US Government documents show US CDC delayed disclosing likely COVID-19 animal spillover event
Thousands of pages of U.S. government documents showed that the U.S. Centers for Disease Control and Prevention (CDC) had delayed for months publicly disclosing a suspected COVID-19 animal-to-human spillover event in Michigan in late 2020, according to a detailed report by National Geographic.
These documents include emails between the CDC and Michigan public health officials and provide the first “behind-the-scenes look” at the CDC’s investigation into the suspected COVID-19 mink-to-human spillover event, said the report.
The documents and the CDC’s statements in response make clear the CDC was aware that mink on a fur farm in Michigan may have infected humans at least three months before it “quietly” updated its website in March 2021, according to the report.
Emails show Michigan public health officials formally requested the CDC’s help in handling the suspected spillover on October 8, 2020, after the state confirmed that mink on a fur farm were infected. Within days, the CDC sent four veterinary epidemiologists to Michigan. The team took virus samples from mink at the farm and people in the surrounding area to investigate how the virus spread.
Ultimately, genome analyses of virus samples from two mink-farm workers and two people with no known connection to mink showed infection with a unique coronavirus variant previously identified in mink and mink-to-human transmission in Europe, the emails revealed.
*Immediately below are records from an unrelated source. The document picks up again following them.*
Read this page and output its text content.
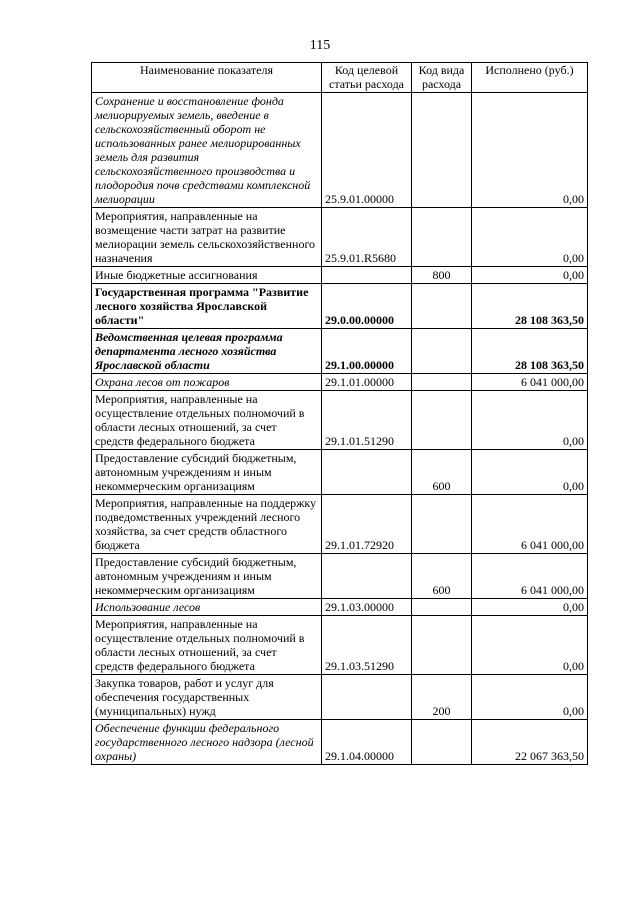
115
Наименование показателя	Код целевой статьи расхода	Код вида расхода	Исполнено (руб.)
Сохранение и восстановление фонда мелиорируемых земель, введение в сельскохозяйственный оборот не использованных ранее мелиорированных земель для развития сельскохозяйственного производства и плодородия почв средствами комплексной мелиорации	25.9.01.00000		0,00
Мероприятия, направленные на возмещение части затрат на развитие мелиорации земель сельскохозяйственного назначения	25.9.01.R5680		0,00
Иные бюджетные ассигнования		800	0,00
Государственная программа "Развитие лесного хозяйства Ярославской области"	29.0.00.00000		28 108 363,50
Ведомственная целевая программа департамента лесного хозяйства Ярославской области	29.1.00.00000		28 108 363,50
Охрана лесов от пожаров	29.1.01.00000		6 041 000,00
Мероприятия, направленные на осуществление отдельных полномочий в области лесных отношений, за счет средств федерального бюджета	29.1.01.51290		0,00
Предоставление субсидий бюджетным, автономным учреждениям и иным некоммерческим организациям		600	0,00
Мероприятия, направленные на поддержку подведомственных учреждений лесного хозяйства, за счет средств областного бюджета	29.1.01.72920		6 041 000,00
Предоставление субсидий бюджетным, автономным учреждениям и иным некоммерческим организациям		600	6 041 000,00
Использование лесов	29.1.03.00000		0,00
Мероприятия, направленные на осуществление отдельных полномочий в области лесных отношений, за счет средств федерального бюджета	29.1.03.51290		0,00
Закупка товаров, работ и услуг для обеспечения государственных (муниципальных) нужд		200	0,00
Обеспечение функции федерального государственного лесного надзора (лесной охраны)	29.1.04.00000		22 067 363,50
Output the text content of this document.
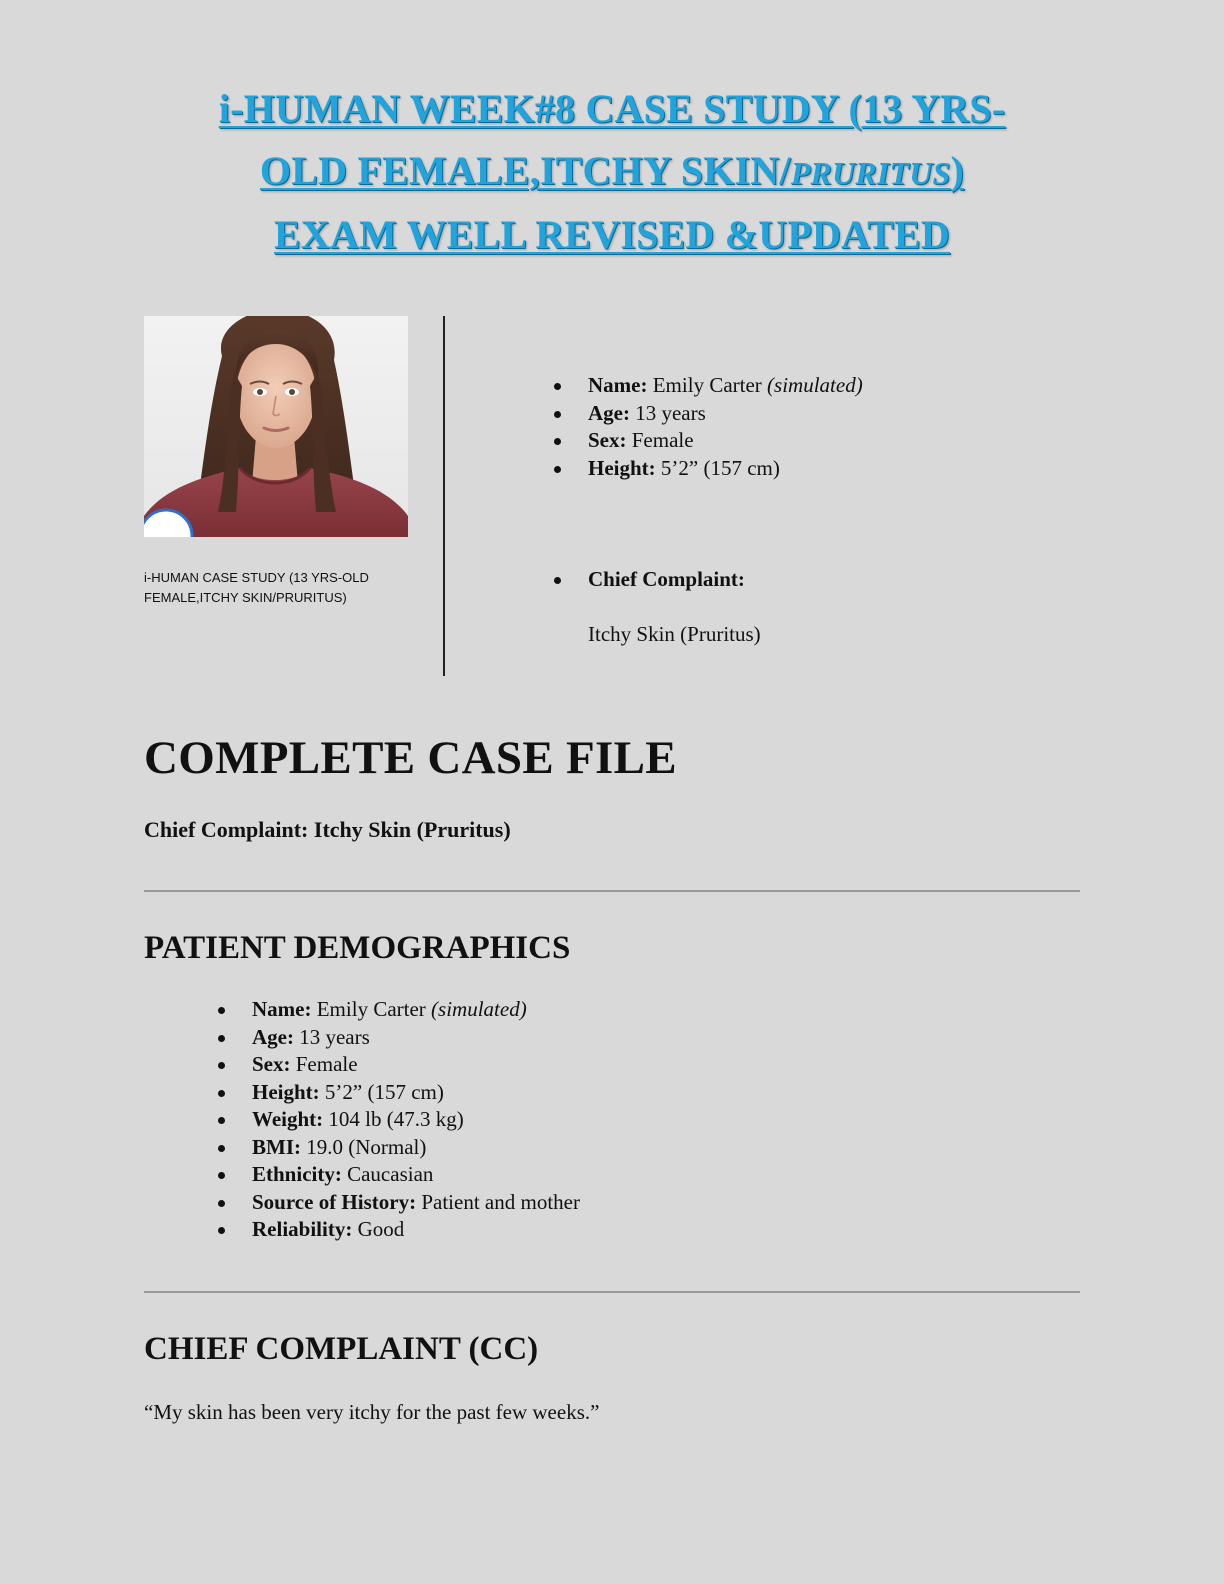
i-HUMAN WEEK#8 CASE STUDY (13 YRS-
OLD FEMALE,ITCHY SKIN/PRURITUS)
EXAM WELL REVISED &UPDATED
i-HUMAN CASE STUDY (13 YRS-OLD
FEMALE,ITCHY SKIN/PRURITUS)
Name: Emily Carter (simulated)
Age: 13 years
Sex: Female
Height: 5’2” (157 cm)
Chief Complaint:
Itchy Skin (Pruritus)
COMPLETE CASE FILE
Chief Complaint: Itchy Skin (Pruritus)
PATIENT DEMOGRAPHICS
Name: Emily Carter (simulated)
Age: 13 years
Sex: Female
Height: 5’2” (157 cm)
Weight: 104 lb (47.3 kg)
BMI: 19.0 (Normal)
Ethnicity: Caucasian
Source of History: Patient and mother
Reliability: Good
CHIEF COMPLAINT (CC)
“My skin has been very itchy for the past few weeks.”
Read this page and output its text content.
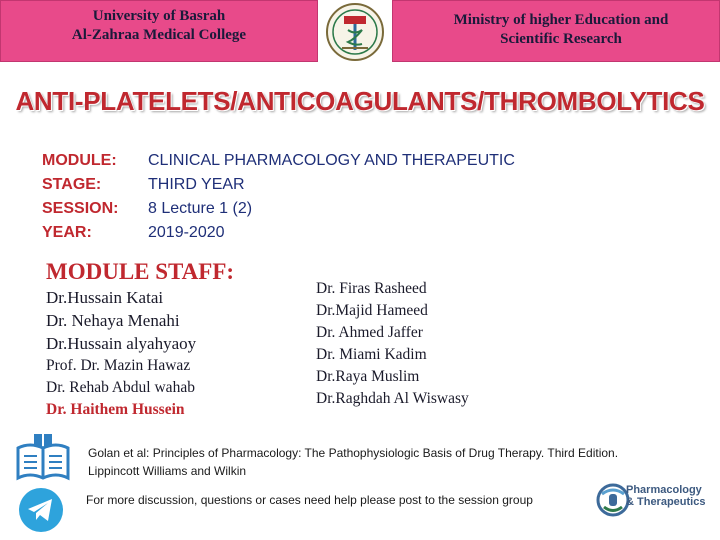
University of Basrah
Al-Zahraa Medical College
Ministry of higher Education and
Scientific Research
ANTI-PLATELETS/ANTICOAGULANTS/THROMBOLYTICS
MODULE:	CLINICAL PHARMACOLOGY AND THERAPEUTIC
STAGE:	THIRD YEAR
SESSION:	8 Lecture 1 (2)
YEAR:	2019-2020
MODULE STAFF:
Dr.Hussain Katai
Dr. Nehaya Menahi
Dr.Hussain alyahyaoy
Prof. Dr. Mazin Hawaz
Dr. Rehab Abdul wahab
Dr. Haithem Hussein
Dr. Firas Rasheed
Dr.Majid Hameed
Dr. Ahmed Jaffer
Dr. Miami Kadim
Dr.Raya Muslim
Dr.Raghdah Al Wiswasy
Golan et al: Principles of Pharmacology: The Pathophysiologic Basis of Drug Therapy. Third Edition.
Lippincott Williams and Wilkin
For more discussion, questions or cases need help please post to the session group
Pharmacology
& Therapeutics
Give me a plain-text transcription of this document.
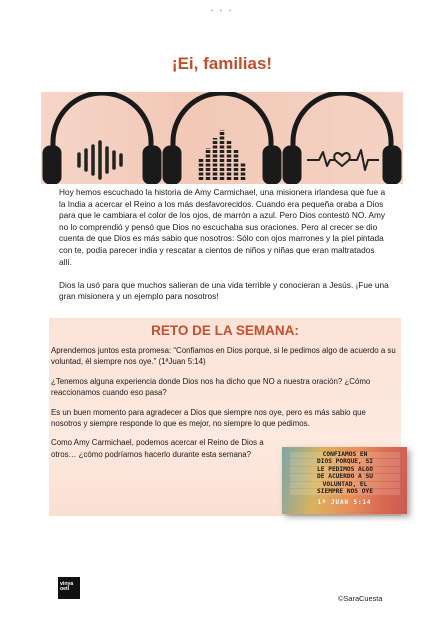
• • •
¡Ei, familias!

Hoy hemos escuchado la historia de Amy Carmichael, una misionera irlandesa que fue a la India a acercar el Reino a los más desfavorecidos. Cuando era pequeña oraba a Dios para que le cambiara el color de los ojos, de marrón a azul. Pero Dios contestó NO. Amy no lo comprendió y pensó que Dios no escuchaba sus oraciones. Pero al crecer se dio cuenta de que Dios es más sabio que nosotros: Sólo con ojos marrones y la piel pintada con te, podía parecer india y rescatar a cientos de niños y niñas que eran maltratados allí.

Dios la usó para que muchos salieran de una vida terrible y conocieran a Jesús. ¡Fue una gran misionera y un ejemplo para nosotros!

RETO DE LA SEMANA:

Aprendemos juntos esta promesa: “Confiamos en Dios porque, si le pedimos algo de acuerdo a su voluntad, él siempre nos oye.” (1ªJuan 5:14)

¿Tenemos alguna experiencia donde Dios nos ha dicho que NO a nuestra oración? ¿Cómo reaccionamos cuando eso pasa?

Es un buen momento para agradecer a Dios que siempre nos oye, pero es más sabio que nosotros y siempre responde lo que es mejor, no siempre lo que pedimos.

Como Amy Carmichael, podemos acercar el Reino de Dios a otros… ¿cómo podríamos hacerlo durante esta semana?	CONFIAMOS EN
DIOS PORQUE, SI
LE PEDIMOS ALGO
DE ACUERDO A SU
VOLUNTAD, EL
SIEMPRE NOS OYE
1ª JUAN 5:14
vinya
oeti
©SaraCuesta
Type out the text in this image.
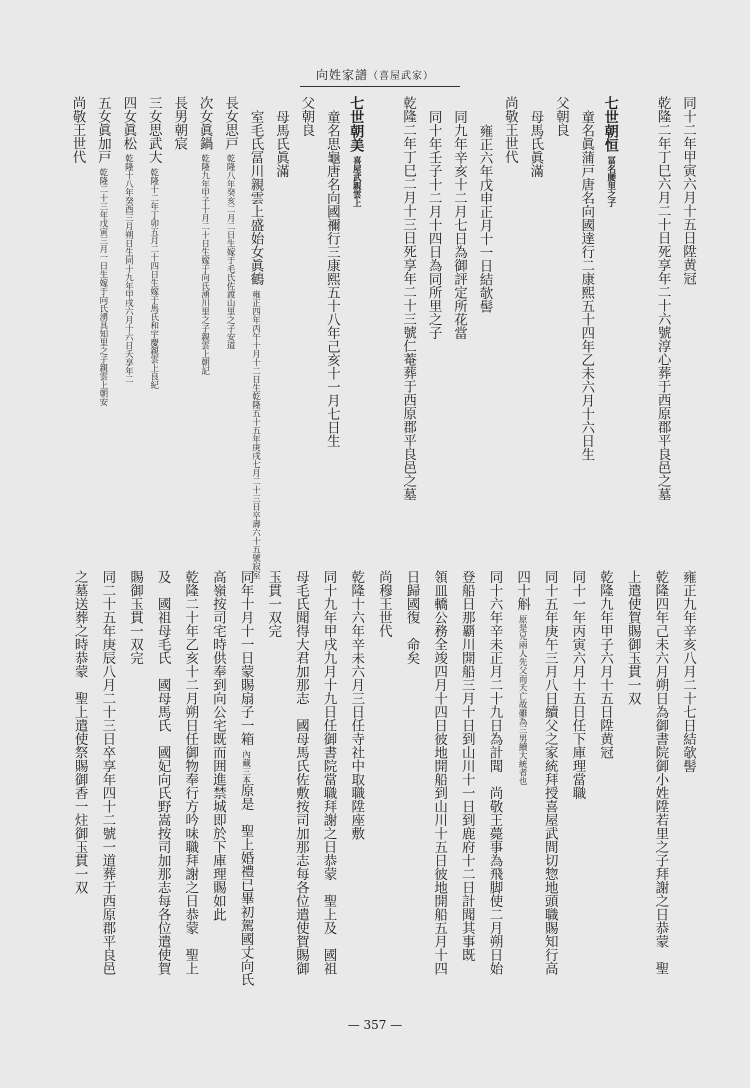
向姓家譜（喜屋武家）
同十二年甲寅六月十五日陞黄冠
乾隆二年丁巳六月二十日死享年二十六號淳心葬于西原郡平良邑之墓
七世朝恒冨名腰里之子
童名眞蒲戸唐名向國達行二康熙五十四年乙未六月十六日生
父朝良
母馬氏眞滿
尚敬王世代
雍正六年戊申正月十一日結欹髻
同九年辛亥十二月七日為御評定所花當
同十年壬子十二月十四日為同所里之子
乾隆二年丁巳二月十三日死享年二十三號仁菴葬于西原郡平良邑之墓
七世朝美喜屋武親雲上
童名思龜唐名向國禰行三康熙五十八年己亥十一月七日生
父朝良
母馬氏眞滿
室毛氏冨川親雲上盛始女眞鶴雍正四年丙午十月十二日生乾隆五十五年庚戌七月二十三日卒壽六十五號寂室
長女思戸乾隆八年癸亥二月二日生嫁于毛氏佐渡山里之子安道
次女眞鍋乾隆九年甲子十月二十日生嫁于向氏湧川里之子親雲上朝記
長男朝宸
三女思武大乾隆十二年丁卯五月二十四日生嫁于馬氏和宇慶親雲上良紀
四女眞松乾隆十八年癸酉三月朔日生同十九年甲戌六月十六日夭享年二
五女眞加戸乾隆二十三年戊寅三月一日生嫁于向氏湧具知里之子親雲上朝安
尚敬王世代
雍正九年辛亥八月二十七日結欹髻
乾隆四年己未六月朔日為御書院御小姓陞若里之子拜謝之日恭蒙　聖
上遣使賀賜御玉貫一双
乾隆九年甲子六月十五日陞黄冠
同十一年丙寅六月十五日任下庫理當職
同十五年庚午三月八日續父之家統拜授喜屋武間切惣地頭職賜知行高
四十斛原是兄兩人先父而夭亡故雖為三男續大統者也
同十六年辛未正月二十九日為計聞　尚敬王薨事為飛脚使二月朔日始
登船日那覇川開船三月十日到山川十一日到鹿府十二日計聞其事既
領皿轎公務全竣四月十四日彼地開船到山川十五日彼地開船五月十四
日歸國復　命矣
尚穆王世代
乾隆十六年辛未六月三日任寺社中取職陞座敷
同十九年甲戌九月十九日任御書院當職拜謝之日恭蒙　聖上及　國祖
母毛氏聞得大君加那志　國母馬氏佐敷按司加那志每各位遣使賀賜御
玉貫一双完
同年十月十一日蒙賜扇子一箱內藏三本原是　聖上婚禮已畢初駕國丈向氏
高嶺按司宅時供奉到向公宅既而囲進禁城即於下庫理賜如此
乾隆二十年乙亥十二月朔日任御物奉行方吟味職拜謝之日恭蒙　聖上
及　國祖母毛氏　國母馬氏　國妃向氏野嵩按司加那志每各位遣使賀
賜御玉貫一双完
同二十五年庚辰八月二十三日卒享年四十二號一道葬于西原郡平良邑
之墓送葬之時恭蒙　聖上遣使祭賜御香一炷御玉貫一双
— 357 —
The CDC did not make a formal public announcement of the findings and only “quietly” updated its website in March 2021. Thus the issue did not get much attention from the media and the public.
Only little media coverage was found online beyond a story in the Detroit Free Press in April 2021, which said four Michiganders – a taxidermist, his wife and two mink farm employees – were infected with a unique coronavirus strain connected to minks.
Michigan health officials and the CDC concluded they likely contracted the “first known” U.S. cases of so-called animal-to-human virus “spillover,” said the report.
The CDC defended its decision not to make a formal announcement of the event, as spokesperson Nick Spinelli told National Geographic in an email that all “relevant information” was eventually posted on the CDC’s website and that because similar cases had been documented in Europe, the news was not “surprising or unexpected.”
Throughout the CDC’s investigation, the agency’s spokespeople repeatedly told National Geographic that there was “no evidence of mink-to-human spread in the United States,” including in an early January 2021 email. Yet internal emails and statements from Spinelli indicate that was not the case, said the National Geographic report.
“Mink-to-human spread of SARS-CoV-2 has been reported in the Netherlands, Denmark, and Poland, and new data suggest it might have occurred in the United States,” according to the CDC website.
Little is known about the four Michiganders infected with the unique coronavirus variant. Still, the fact that two of them got the mink-associated variant despite having no connection to the mink farm suggests the variant had spread beyond the farm and into the community and continued to circulate for months.
Coronavirus researchers said the delay in publicly sharing this suspected spillover event may have hindered their ability to effectively monitor the spread of the SARS-CoV-2 virus, which experts warn could take hold in another species, mutate and then jump back to humans as a more dangerous or transmissible variant.
Scott Weese, a veterinary internal medicine specialist and the chief of infection control at the Veterinary College at the University of Guelph in Canada, said earlier information about the suspected spillover cases could have helped other countries improve their pandemic surveillance and response.
“This should keep reminding us that transparency is important, and the quicker you know things, the quicker you can act,” Weese said.